Some notes I took while watching Rebuilding a Web Server, a brief walkthrough by Marc-André Cournoyer on writing a simple Rack-compliant web server. The code for the class is here.
#Concurrency
The entire stack looks like this:
Browser -> Socket -> HTTP Parser -> Rack -> Your App
There’s also a scheduler running alongside, handling concurrent connections. Such a scheduler can be implemented in different ways: threads, pre-forked processes, or an event loop.
Threads
A naive implementation would look like this, spawning a new thread for each incoming socket connection:
# inside the server's class definition
...
def start
loop do
socket = @server.accept
Thread.new do
connection = Connection.new(socket, @app)
connection.process
end
end
end
...
Web servers like Puma use threads. Thread spawning is quite expensive, so web servers that use threads for concurrency will usually spawn a number of threads (thread pool) on bootup and reuse them.
Pre-forked Processes
Preforking is a popular concurrency model used by servers such as Unicorn and Nginx. fork
creates a copy of the current process, and this child process is attached to its parent process. The two of them share the same socket1.
# inside the server's class definition
...
def initialize(port, app)
@server = TCPServer.new(port)
@app = app
end
def prefork(workers)
workers.times do
fork do
start
end
end
Process.waitall
end
def start
loop do
socket = @server.accept
connection = Connection.new(socket, @app)
connection.process # goes on to process the raw socket data
end
end
...
server.prefork(5) # for 5 child worker processes
Worker processes are forked beforehand, and all of them share the same listening socket. Whichever process is free will be scheduled by the OS scheduler to handle the next incoming connection on the socket. Presumably, leveraging on the OS scheduler is really efficient.
Event Loop
We can simulate an event loop in Ruby using a gem called eventmachine
. eventmachine
is a feature-packed gem, and comes with helper methods that handle accepting, reading and writing to and from socket connections for us.
# inside the server's class definition
...
def start_event_machine
EM.run do
EM.start_server "localhost", 3000, EMConnection do |conn|
conn.app = @app
end
end
end
class EMConnection < EM::Connection
attr_accessor :app
def post_init
@parser = Http::Parser.new(self)
end
def receive_data(data)
@parser << data
end
...
end
...
server.start_event_machine
#readpartial
readpartial
is an instance method of the IO class in Ruby which allows us to read data off a socket as soon as data is available. The APIDock entry on readpartial
elaborates further:
readpartial is designed for streams such as
pipe
,socket
,tty
, etc. It blocks only when no data immediately available. This means that it blocks only when following all conditions hold.
- the byte buffer in the IO object is empty.

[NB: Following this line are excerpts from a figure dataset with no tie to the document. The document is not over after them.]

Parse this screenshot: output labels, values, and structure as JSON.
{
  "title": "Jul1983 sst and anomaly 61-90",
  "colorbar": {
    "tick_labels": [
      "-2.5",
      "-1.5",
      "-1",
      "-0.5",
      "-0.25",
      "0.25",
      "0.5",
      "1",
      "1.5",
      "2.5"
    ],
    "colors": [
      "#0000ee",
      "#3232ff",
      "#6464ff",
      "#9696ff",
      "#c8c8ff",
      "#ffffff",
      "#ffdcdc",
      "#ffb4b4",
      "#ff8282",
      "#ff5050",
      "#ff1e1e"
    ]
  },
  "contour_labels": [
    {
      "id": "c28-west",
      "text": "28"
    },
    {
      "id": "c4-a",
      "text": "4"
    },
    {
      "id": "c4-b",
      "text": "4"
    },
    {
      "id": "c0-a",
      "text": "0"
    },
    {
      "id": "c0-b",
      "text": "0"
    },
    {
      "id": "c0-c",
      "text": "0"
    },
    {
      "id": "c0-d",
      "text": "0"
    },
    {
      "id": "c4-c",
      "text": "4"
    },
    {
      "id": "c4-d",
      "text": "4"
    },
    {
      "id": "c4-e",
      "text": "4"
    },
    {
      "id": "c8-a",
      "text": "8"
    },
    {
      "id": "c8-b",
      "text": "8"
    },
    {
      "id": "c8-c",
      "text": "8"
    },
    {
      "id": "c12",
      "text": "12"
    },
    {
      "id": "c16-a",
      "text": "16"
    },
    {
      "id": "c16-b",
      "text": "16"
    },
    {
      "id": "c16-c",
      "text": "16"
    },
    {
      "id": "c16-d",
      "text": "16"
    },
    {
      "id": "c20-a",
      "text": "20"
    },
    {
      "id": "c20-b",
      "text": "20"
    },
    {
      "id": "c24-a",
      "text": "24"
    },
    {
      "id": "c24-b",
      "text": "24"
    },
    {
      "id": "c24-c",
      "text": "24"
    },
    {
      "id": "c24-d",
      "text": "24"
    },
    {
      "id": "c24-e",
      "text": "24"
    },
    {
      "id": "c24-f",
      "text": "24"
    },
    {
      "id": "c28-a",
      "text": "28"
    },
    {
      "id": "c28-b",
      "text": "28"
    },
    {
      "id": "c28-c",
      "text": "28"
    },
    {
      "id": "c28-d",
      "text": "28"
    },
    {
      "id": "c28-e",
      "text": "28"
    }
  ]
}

- the content of the stream is empty.
- the stream is not reached to EOF.
Using the readpartial
method, we can read off a socket like this:
data = socket.readpartial(1024) # reads at most 1024 bytes from the I/O stream
puts data
# do other things with data
sysread
is a method with similar functionality.
#http_parser.rb
http_parser.rb
is a gem that wraps around Node’s HTTP parser.
#Rack
Rack is a set of specifications that web servers, middleware applications, and application frameworks must adhere to. Rack apps must have a single point of entry named call
, which must return an array containing the status code, the headers, and the body of the response.
Things which behave exactly like Rack tells them to (e.g. Unicorn, Rails) are Rack-compliant, and the benefit of this is that Rack-compliant things can be used in conjunction, layered on top of each other, or swapped out and replaced, without each having knowledge of the other (yep, abstraction).
Noah Gibb’s nice book Rebuilding Rails offers an excellent practical tutorial on Rack. The book covers more than just Rack, but the chapters on Rack are particularly illuminating.
KIV: Notes on Rebuilding Rails
#Footnotes
-
More explicitly, the reason why they share the same socket is because of the file descriptor inheritance that happens in
fork
. According to Linux’s man pages:The child inherits copies of the parent’s set of open file descriptors. Each file descriptor in the child refers to the same open file description (see
open(2)
) as the corresponding file descriptor in the parent. This means that the two descriptors share open file status flags, current file offset, and signal-driven I/O attributes.